Taking a familiar concept and moulding it in their own rascally way, Tibbett and co-writer Janice Hallett are able to sculpt an engaging, thought-provoking and unnerving three-hander. Particularly for the first half, Retreat unfolds as an aptly taut, intimate thriller, playing to its strengths and retaining full focus on Martin and Kate as the nightmarish scenario rocks them to the core.

Disappointingly, however, towards its final act it forces itself ahead too quickly and endorses a few too many horror contrivances for its own good, resulting in an ending that feels somewhat unsuited to the meditative narrative that came before. These, however, are minor issues and tolerable considering their writing inexperience.

Like his writing style, Tibbett’s direction is evidently a work-in-progress.
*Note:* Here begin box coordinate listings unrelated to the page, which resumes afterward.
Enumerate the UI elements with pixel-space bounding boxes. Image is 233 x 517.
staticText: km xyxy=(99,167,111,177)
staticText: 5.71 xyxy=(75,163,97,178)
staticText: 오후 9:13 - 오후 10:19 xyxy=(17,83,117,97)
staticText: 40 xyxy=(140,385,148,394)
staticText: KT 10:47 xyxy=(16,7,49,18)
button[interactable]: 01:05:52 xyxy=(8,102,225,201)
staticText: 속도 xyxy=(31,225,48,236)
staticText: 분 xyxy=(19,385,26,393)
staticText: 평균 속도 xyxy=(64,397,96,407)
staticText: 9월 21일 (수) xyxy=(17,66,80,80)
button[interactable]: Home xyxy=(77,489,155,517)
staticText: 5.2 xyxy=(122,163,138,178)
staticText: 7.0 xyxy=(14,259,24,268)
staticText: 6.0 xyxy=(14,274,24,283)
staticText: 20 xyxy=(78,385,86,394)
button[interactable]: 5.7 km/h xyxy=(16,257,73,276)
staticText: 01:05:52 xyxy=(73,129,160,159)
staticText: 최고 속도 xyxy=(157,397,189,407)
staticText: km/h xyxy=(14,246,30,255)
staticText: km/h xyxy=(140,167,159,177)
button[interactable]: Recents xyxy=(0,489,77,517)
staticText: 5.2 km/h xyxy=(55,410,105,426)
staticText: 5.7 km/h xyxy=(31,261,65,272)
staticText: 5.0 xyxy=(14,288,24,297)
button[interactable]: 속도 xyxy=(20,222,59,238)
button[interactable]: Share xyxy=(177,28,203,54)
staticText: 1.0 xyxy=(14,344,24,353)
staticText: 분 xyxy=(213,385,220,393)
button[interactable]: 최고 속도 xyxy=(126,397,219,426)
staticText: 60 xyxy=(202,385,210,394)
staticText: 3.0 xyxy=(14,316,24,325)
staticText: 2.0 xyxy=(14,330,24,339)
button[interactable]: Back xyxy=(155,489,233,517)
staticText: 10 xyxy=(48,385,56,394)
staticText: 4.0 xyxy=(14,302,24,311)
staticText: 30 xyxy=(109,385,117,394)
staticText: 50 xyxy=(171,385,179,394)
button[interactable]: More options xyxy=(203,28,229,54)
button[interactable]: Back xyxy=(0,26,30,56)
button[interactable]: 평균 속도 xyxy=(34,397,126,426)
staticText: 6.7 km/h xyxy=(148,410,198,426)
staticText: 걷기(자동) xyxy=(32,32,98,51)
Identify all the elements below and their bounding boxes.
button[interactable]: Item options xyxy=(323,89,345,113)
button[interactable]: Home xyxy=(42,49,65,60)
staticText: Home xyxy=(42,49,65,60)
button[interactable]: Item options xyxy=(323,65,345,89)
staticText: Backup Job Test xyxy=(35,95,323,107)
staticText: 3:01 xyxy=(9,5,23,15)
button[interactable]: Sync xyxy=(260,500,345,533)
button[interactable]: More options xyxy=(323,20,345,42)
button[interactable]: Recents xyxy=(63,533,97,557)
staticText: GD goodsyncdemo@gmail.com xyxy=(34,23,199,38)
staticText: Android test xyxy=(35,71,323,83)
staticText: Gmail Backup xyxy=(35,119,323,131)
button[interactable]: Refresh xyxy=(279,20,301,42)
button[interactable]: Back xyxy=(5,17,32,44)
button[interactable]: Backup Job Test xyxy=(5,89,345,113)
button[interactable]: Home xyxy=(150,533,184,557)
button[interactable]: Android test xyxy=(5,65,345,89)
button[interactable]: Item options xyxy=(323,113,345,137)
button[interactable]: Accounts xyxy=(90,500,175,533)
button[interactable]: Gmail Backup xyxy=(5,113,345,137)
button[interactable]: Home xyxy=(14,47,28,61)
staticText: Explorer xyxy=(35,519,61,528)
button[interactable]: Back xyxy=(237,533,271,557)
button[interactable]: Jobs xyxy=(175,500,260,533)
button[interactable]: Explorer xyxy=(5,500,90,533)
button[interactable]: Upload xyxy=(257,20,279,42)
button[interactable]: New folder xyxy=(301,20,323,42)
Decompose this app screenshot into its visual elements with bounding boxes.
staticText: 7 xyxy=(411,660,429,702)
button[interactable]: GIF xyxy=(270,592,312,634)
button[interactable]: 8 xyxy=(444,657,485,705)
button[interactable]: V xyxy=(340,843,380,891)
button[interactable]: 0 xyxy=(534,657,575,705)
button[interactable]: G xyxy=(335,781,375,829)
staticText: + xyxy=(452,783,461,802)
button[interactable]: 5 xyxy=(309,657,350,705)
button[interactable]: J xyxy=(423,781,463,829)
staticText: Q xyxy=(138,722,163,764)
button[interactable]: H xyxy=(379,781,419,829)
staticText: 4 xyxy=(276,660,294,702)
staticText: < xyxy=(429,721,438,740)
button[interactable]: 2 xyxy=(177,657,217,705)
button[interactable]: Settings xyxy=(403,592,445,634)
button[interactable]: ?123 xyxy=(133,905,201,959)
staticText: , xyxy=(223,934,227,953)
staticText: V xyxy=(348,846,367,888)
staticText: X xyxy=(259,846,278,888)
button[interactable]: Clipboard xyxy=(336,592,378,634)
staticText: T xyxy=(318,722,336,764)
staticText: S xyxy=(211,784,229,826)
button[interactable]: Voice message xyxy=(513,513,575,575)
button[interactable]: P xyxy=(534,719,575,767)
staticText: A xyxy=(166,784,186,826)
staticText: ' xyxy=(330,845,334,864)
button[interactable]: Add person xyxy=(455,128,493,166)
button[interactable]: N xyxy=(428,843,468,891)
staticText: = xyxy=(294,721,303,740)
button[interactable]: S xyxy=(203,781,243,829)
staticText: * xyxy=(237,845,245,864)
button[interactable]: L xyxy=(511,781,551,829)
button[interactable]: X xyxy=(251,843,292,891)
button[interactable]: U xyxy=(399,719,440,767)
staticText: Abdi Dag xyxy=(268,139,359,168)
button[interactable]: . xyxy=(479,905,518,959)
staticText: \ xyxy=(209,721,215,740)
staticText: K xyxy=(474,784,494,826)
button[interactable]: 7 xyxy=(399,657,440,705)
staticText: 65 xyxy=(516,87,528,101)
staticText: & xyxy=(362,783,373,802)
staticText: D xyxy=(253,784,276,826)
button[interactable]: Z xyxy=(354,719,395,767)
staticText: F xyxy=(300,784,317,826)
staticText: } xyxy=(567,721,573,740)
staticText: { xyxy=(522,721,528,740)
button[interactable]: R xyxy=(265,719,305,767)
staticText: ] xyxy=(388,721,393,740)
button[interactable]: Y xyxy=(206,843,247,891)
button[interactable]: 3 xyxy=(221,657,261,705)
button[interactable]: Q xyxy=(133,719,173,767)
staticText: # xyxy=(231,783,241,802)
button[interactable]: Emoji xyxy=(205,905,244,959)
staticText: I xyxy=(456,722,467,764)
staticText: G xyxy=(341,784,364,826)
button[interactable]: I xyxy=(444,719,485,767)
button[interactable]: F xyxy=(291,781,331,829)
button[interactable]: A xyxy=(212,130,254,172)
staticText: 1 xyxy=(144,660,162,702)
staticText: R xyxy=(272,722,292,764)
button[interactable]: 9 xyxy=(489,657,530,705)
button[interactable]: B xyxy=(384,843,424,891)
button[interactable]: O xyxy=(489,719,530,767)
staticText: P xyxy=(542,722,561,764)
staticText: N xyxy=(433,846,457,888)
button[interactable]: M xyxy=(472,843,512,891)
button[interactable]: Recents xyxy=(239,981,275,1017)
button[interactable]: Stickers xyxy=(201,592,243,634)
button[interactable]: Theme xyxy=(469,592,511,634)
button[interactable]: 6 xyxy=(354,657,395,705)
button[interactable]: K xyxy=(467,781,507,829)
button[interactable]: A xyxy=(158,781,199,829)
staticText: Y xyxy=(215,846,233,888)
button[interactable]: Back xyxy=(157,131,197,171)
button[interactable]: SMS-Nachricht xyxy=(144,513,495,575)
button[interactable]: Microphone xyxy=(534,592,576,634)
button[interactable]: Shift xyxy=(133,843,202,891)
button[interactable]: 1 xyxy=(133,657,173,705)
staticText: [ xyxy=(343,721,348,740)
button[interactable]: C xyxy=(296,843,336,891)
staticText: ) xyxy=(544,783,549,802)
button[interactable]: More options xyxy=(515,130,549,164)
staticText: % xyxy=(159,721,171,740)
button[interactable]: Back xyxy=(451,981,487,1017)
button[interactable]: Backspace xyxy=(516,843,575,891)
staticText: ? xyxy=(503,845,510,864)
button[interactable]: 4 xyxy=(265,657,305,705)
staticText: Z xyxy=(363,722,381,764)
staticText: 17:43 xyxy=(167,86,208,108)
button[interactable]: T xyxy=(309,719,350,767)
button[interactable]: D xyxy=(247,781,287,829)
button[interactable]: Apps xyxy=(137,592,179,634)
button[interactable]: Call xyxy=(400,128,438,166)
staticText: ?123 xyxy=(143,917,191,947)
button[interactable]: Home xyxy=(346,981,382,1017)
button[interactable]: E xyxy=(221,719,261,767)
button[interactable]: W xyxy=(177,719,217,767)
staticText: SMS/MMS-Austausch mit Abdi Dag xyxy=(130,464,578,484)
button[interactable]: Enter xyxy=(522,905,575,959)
But, from what’s on display, it represents an up-and-coming talent who, with the right source material and level of control, could take the cinematic world by storm. His use of penetrating camera angles, tenebrous lighting and tactical use of IIan Eshkeri’s enervating score all contribute to the sinister tone surrounding the unpredictable proceedings.

Perhaps its biggest strength comes in the form of its adept cast. Newton and Murphy deliver convincing performances as the emotionally plagued couple, in spite of their underwritten personas and apprehensive chemistry. Meanwhile, Bell assumes authority as the cryptic Jack, himself unsure of his intentions, but nevertheless merciless in his wicked demeanour.

Through a skilled cast, gutsy direction and unnerving unpredictability, Tibbetts, despite a carelessly enforced midway shift, has fashioned an admirable directorial debut in Retreat.